Outperforms common optimization algorithms in generalization

Effective in image classification benchmarks

Demonstrates improved model robustness

Abstract

We present an adaptive regularization algorithm that can be effectively applied to the optimization problem in deep learning framework. Our regularization algorithm aims to take into account the fitness of data to the current state of model in the determination of regularity to achieve better generalization. The degree of regularization at each element in the target space of the neural network architecture is determined based on the residual at each optimization iteration in an adaptive way. Our adaptive regularization algorithm is designed to apply a diffusion process driven by the heat equation with spatially varying diffusivity depending on the probability density function following a certain distribution of residual.

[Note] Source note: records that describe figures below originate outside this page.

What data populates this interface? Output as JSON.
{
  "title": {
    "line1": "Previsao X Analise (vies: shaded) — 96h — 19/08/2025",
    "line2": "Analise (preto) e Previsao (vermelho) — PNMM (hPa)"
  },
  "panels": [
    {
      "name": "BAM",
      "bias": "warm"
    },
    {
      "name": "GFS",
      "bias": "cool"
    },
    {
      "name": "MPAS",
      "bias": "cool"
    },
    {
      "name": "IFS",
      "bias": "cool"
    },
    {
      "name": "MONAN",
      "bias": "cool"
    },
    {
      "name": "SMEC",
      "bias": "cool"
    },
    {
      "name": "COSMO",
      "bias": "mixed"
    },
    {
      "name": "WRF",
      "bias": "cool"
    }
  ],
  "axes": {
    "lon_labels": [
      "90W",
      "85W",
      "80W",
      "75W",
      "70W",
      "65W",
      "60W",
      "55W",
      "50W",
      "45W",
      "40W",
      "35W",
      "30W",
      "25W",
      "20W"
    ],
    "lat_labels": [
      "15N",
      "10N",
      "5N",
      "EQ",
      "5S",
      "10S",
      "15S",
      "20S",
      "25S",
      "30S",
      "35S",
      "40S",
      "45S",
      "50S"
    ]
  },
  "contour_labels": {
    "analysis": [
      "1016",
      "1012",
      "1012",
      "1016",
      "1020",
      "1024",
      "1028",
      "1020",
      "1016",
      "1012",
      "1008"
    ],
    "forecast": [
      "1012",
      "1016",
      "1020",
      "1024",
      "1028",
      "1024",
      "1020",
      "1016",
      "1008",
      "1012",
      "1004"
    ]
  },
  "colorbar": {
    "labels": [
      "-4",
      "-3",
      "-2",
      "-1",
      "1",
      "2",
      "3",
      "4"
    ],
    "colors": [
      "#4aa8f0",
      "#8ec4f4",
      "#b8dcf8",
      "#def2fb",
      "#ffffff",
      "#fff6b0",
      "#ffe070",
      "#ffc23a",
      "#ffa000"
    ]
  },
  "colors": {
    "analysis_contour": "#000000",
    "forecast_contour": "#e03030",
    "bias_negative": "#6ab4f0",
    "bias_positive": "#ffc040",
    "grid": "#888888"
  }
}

Our data-driven regularity is imposed by adaptively smoothing a simplified objective function in which the explicit regularization term is omitted in an alternating manner between the evaluation of residual and the determination of the degree of its regularity. The effectiveness of our algorithm is empirically demonstrated by the numerical experiments in the application of image classification problems, indicating that our algorithm outperforms other commonly used optimization algorithms in terms of generalization using popular deep learning models and benchmark datasets.